KLHB
- Portland, Texas; United States;
- Broadcast area: Corpus Christi metropolitan area
- Frequency: 105.5 MHz
- Branding: Wild 105.5

Programming
- Format: Top 40 (CHR)

Ownership
- Owner: Starlite Broadcasting; (Starlite Broadcasting);
- Sister stations: KLTG

History
- First air date: December 15, 1979 (as KITE)
- Former call signs: KITE (1979–1987) KJKC (1987–1992) KQTX (1992–1993) KZRK (1993–1994) KRAD (1994–2001) KMJR (2001–2010)

Technical information
- Licensing authority: FCC
- Facility ID: 12170
- Class: A
- ERP: 3,000 watts
- HAAT: 90 meters (300 ft)
- Transmitter coordinates: 27°47′48″N 97°23′51″W﻿ / ﻿27.79667°N 97.39750°W

Links
- Public license information: Public file; LMS;
- Webcast: Listen Live
- Website: wild105cc.com

= KLHB =

KLHB (105.5 FM) is a commercial radio station licensed to Portland, Texas, and serving the Corpus Christi metropolitan area. The station airs a Top 40 (CHR) through licensee Starlite Broadcasting. Its studios are located in the Six Points district south of downtown Corpus Christi and the transmitter is in downtown atop the Wells Fargo building.

==History==
On December 15, 1979, the station first signed on as KITE. In 1987, the station became Top 40 outlet KJKC. It went through several changes in ownership and call signs until 2004 when it was acquired by Tejas Broadcasting. Tejas at first installed a Regional Mexican format on the station, which later became Spanish-language Top 40.

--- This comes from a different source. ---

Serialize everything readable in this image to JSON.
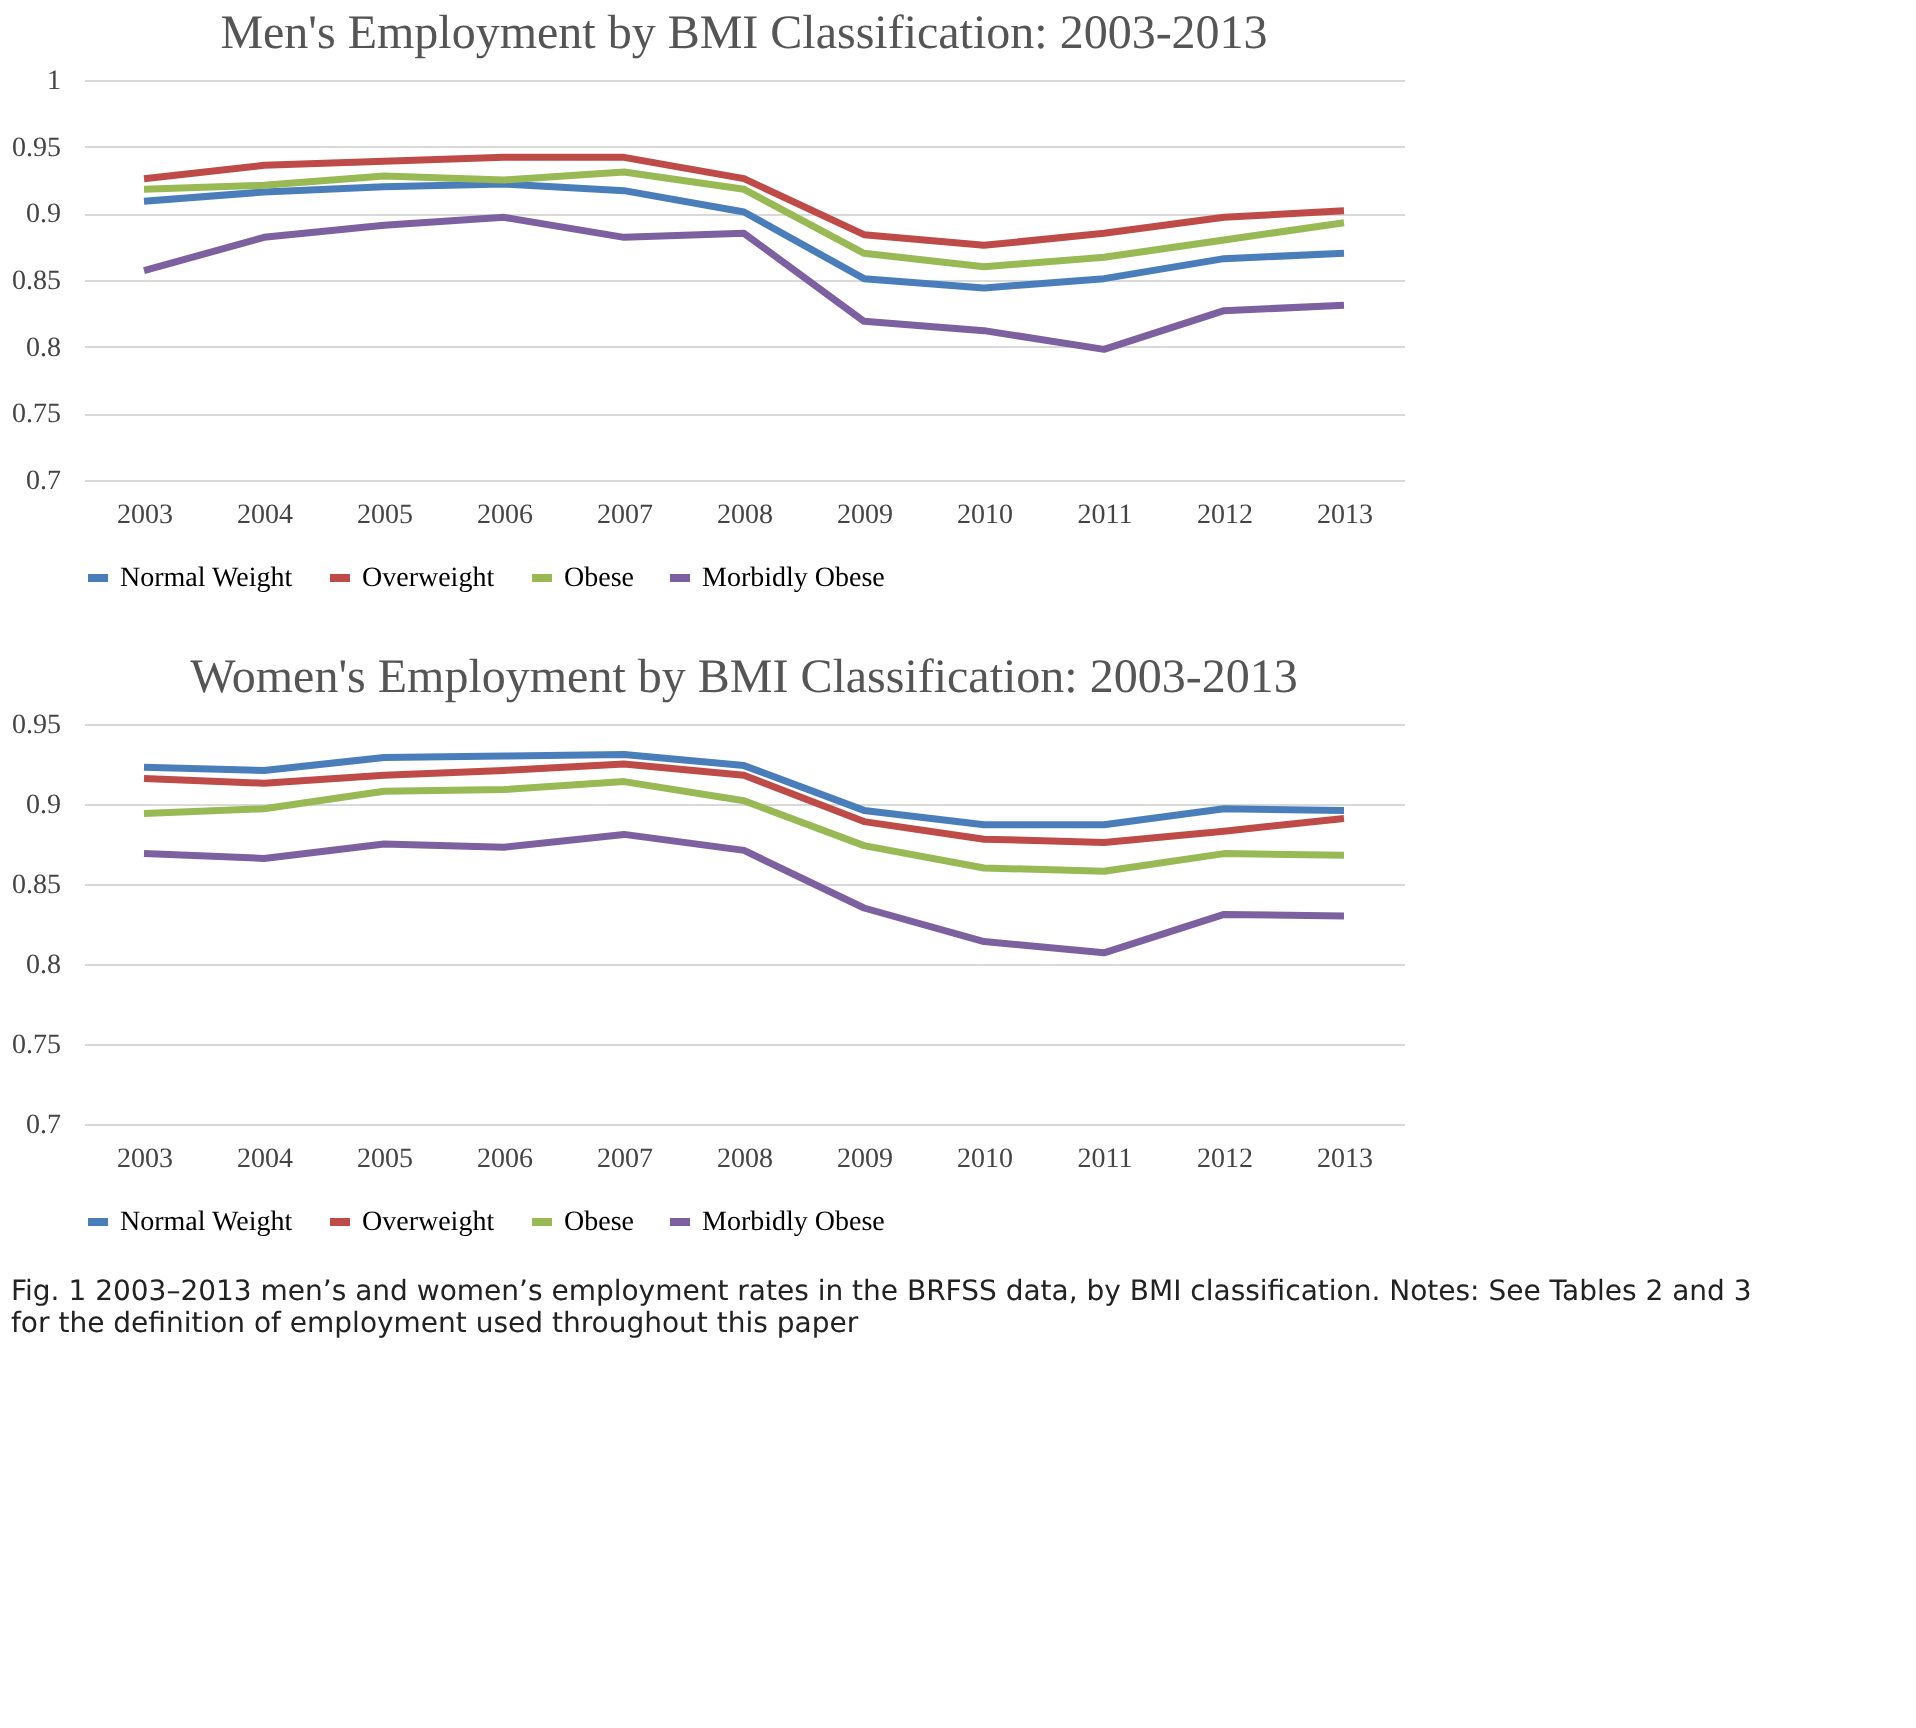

On August 31, 2015, KLHB switched to an all sports format, calling itself "105.5 The Zone" and carrying ESPN Radio programming. It became an ESPN network affiliate after 1440 KEYS gave up its ESPN affiliation, switching from sports to talk radio.

On August 1, 2017, the station began stunting in anticipation of a new format. On August 7, KLHB debuted a mainstream top 40 format called "Wild 105.5", but quickly segued to rhythmic top 40 one week later.

On September 27, 2024, KLHB shifted its format from rhythmic contemporary to Top 40/CHR.